Wallraff: Rushdie-Lesung in Moschee «notfalls unter Polizeischutz»

 

Köln (dpa) - Günter Wallraff will «notfalls unter Polizeischutz»

in einer Kölner Moschee aus Salman Rushdies «Satanischen Versen» lesen.

«Ich bin ja kein ängstlicher Mensch, ich werde da dranbleiben»,

erläuterte der Schriftsteller und Journalist am Mittwoch der Deutschen Presse-Agentur dpa.

«Wenn das gelingt, wäre das wirklich ein Durchbruch und würde auch auf andere Moschee-Gemeinschaften ausstrahlen.»

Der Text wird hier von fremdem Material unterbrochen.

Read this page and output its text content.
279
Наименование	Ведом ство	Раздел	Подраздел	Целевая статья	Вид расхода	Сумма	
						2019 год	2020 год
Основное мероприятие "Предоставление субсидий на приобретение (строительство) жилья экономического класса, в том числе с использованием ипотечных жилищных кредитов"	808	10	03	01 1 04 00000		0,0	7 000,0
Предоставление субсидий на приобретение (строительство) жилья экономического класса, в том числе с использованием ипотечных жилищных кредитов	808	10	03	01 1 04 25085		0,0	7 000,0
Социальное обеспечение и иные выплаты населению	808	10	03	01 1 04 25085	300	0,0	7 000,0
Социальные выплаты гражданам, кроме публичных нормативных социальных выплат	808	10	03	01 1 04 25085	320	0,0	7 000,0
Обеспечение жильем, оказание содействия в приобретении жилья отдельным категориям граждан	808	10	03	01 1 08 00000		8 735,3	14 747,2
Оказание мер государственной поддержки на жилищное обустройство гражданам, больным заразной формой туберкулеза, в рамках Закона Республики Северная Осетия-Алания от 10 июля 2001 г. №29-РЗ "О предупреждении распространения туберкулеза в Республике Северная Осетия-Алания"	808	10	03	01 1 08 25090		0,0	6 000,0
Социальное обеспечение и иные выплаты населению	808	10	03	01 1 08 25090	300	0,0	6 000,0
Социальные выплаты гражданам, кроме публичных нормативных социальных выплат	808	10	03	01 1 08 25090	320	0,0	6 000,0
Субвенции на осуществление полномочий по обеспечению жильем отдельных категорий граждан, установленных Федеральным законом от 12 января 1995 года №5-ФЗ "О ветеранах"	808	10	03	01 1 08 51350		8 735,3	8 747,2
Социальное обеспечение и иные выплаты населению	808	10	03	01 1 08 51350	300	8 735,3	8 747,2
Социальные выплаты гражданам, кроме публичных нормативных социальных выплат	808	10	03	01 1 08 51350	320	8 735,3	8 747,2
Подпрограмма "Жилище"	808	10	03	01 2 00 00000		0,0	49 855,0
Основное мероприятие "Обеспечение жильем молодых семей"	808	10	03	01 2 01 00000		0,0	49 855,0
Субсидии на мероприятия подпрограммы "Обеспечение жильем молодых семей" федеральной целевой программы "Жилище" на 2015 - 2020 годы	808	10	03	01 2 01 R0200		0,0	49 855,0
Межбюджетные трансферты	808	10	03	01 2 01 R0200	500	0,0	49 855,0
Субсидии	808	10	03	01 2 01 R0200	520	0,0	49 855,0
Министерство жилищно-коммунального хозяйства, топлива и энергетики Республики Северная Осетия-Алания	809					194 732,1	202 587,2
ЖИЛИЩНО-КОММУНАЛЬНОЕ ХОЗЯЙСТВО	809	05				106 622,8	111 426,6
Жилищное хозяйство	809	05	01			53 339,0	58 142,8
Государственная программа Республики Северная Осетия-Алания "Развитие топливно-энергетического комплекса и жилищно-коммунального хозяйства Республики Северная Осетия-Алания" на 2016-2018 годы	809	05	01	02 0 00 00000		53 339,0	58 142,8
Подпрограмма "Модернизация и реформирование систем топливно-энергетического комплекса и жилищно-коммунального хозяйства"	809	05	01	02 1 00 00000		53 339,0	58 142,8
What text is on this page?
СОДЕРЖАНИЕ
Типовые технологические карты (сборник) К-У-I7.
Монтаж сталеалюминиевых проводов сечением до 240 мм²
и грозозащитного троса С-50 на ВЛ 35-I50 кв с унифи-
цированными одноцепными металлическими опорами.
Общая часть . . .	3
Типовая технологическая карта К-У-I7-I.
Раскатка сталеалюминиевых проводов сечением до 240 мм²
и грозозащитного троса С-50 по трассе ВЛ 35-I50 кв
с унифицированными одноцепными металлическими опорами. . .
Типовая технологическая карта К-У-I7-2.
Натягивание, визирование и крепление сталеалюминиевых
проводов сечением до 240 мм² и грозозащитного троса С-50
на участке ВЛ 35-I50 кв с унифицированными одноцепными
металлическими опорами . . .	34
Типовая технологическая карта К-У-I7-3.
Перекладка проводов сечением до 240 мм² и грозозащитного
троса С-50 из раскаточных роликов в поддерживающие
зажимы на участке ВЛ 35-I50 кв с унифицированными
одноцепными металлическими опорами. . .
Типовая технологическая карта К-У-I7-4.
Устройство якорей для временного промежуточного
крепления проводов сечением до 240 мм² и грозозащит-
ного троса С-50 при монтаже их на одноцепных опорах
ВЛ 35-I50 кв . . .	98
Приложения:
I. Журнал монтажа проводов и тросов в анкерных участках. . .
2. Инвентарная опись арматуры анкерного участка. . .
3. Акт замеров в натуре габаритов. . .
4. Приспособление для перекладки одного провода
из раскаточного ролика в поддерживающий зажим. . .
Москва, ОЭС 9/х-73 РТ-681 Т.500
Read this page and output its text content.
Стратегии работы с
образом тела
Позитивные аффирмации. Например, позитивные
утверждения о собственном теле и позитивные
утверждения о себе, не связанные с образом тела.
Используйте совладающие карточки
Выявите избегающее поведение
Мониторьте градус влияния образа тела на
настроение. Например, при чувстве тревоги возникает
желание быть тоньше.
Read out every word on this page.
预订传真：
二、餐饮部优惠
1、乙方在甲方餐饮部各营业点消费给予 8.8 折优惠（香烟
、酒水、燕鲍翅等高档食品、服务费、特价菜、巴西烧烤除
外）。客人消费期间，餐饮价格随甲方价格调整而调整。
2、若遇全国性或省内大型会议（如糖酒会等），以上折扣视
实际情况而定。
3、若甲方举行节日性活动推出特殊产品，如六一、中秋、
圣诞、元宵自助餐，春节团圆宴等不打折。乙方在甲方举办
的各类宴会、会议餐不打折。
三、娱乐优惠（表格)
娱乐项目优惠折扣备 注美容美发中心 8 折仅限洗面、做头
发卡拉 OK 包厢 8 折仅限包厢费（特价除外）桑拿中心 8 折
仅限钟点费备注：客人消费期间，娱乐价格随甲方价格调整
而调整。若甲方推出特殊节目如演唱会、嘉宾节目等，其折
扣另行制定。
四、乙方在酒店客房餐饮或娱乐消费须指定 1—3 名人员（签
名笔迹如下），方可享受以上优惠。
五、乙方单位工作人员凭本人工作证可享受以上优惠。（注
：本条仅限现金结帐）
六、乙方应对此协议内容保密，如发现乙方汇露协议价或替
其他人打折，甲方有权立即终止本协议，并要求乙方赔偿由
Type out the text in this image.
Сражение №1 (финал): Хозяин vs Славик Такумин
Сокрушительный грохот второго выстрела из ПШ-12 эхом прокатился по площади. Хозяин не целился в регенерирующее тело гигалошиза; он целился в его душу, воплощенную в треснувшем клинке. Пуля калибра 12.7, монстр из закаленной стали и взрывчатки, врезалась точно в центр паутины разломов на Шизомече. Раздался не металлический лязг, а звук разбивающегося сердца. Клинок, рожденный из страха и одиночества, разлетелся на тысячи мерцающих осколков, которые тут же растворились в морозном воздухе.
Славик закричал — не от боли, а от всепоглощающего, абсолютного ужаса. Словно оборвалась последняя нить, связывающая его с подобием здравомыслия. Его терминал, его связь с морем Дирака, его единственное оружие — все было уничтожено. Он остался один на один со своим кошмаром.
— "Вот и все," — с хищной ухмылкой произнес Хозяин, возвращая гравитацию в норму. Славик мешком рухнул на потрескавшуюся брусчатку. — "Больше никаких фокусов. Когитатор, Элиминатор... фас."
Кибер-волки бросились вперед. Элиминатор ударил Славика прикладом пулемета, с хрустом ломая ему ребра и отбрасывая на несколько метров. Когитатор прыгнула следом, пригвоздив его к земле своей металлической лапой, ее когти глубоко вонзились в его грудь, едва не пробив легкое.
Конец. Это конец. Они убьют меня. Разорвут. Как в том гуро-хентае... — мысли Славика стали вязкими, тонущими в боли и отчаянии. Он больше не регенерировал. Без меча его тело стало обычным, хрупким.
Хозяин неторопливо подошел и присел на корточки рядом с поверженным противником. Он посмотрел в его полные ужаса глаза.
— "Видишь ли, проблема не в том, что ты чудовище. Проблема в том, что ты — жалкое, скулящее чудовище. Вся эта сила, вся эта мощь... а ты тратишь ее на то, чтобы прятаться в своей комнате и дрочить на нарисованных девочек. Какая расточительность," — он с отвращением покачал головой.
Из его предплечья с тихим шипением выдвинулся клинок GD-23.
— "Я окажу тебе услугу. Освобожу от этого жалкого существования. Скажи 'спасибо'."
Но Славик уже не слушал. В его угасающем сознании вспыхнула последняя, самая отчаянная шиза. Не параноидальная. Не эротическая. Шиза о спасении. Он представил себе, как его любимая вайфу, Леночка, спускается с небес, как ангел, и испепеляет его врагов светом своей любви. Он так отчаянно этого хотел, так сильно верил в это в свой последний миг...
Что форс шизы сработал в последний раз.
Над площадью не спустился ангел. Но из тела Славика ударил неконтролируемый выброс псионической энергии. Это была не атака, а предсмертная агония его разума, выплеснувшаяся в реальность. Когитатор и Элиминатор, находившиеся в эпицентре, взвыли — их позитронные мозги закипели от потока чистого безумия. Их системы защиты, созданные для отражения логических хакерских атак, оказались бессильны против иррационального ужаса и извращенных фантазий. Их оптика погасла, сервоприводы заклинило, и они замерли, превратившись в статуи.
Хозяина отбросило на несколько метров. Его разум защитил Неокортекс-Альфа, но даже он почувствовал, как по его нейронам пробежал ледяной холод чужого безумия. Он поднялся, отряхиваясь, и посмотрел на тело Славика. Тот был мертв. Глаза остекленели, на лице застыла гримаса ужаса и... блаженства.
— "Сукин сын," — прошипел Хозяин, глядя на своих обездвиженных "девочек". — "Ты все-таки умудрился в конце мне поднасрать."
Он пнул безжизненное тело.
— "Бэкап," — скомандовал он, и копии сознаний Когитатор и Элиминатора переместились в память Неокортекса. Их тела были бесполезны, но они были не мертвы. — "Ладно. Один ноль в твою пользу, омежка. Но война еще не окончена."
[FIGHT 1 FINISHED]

Wallraff hatte den Vorschlag ursprünglich in einem Gespräch mit dem Deutschlandfunk gemacht.

 

   Er halte sein Vorhaben nicht für naiv, sagte er. Schließlich sei

er gebeten worden, dem Beirat für eine geplante neue Moschee im

Kölner Multikulti-Stadtteil Ehrenfeld beizutreten. «Das mache ich

bestimmt nicht als nützlicher Idiot. Wenn, dann will ich da auch was

bewegen.» Den Roman «Die Satanischen Verse» betrachte er als

«literarisches Meisterwerk», das in der muslimischen Öffentlichkeit

unbedingt gelesen und diskutiert werden müsse. «Zurzeit verurteilen

sie etwas, das sie gar nicht kennen.»

 

   In den 90er Jahren war Wallraff Mitherausgeber der deutschen

Ausgabe der «Satanischen Verse» und nahm Rushdie in seiner Wohnung in

Ehrenfeld und in einer Unterkunft am Rhein auf. Der iranische

Revolutionsführer Ajatollah Khomeini hatte 1989 eine als Fatwa

bezeichnete Todesdrohung gegen Rushdie ausgesprochen.

 

   Wallraff sagte, dass der Erbauer der Moschee, die Türkisch-

Islamische Anstalt für Religion (DITIB), sein Vorhaben keineswegs als

Provokation aufgefasst habe, sondern vielmehr ernsthaft darüber

diskutiere. Der Dialogbeauftragte der DITIB, Bekir Alboga, bestätigte

am Mittwoch, dass er eine solche Lesung nicht grundsätzlich

ausschließe. Allerdings werde das nicht von ihm entschieden, sondern

vom Vorstand der DITIB.

 

   «Ich bin kein glühender Befürworter der neuen Moschee, aber ich

bin auch nicht dagegen. Schließlich gibt es bei uns

Religionsfreiheit», sagte Wallraff. Was er anerkenne, sei das Bemühen

der deutschen Muslime, sich in die Gesellschaft einzubringen. «Die

haben sich von Gewalt ja auch klar distanziert», sagte er. Wenn sie

aber immer wieder ausgegrenzt würden, sei das sehr verletzend. «Ich

habe deshalb auch den Vorschlag gemacht, ihnen doch mal eine der

vielen leer stehenden Kirchen zu übertragen, vielleicht mit der

Auflage, dass muslimische Männer und Frauen dort dann gemeinsam

beten. Dann hätte man auch noch was für die Integration getan.»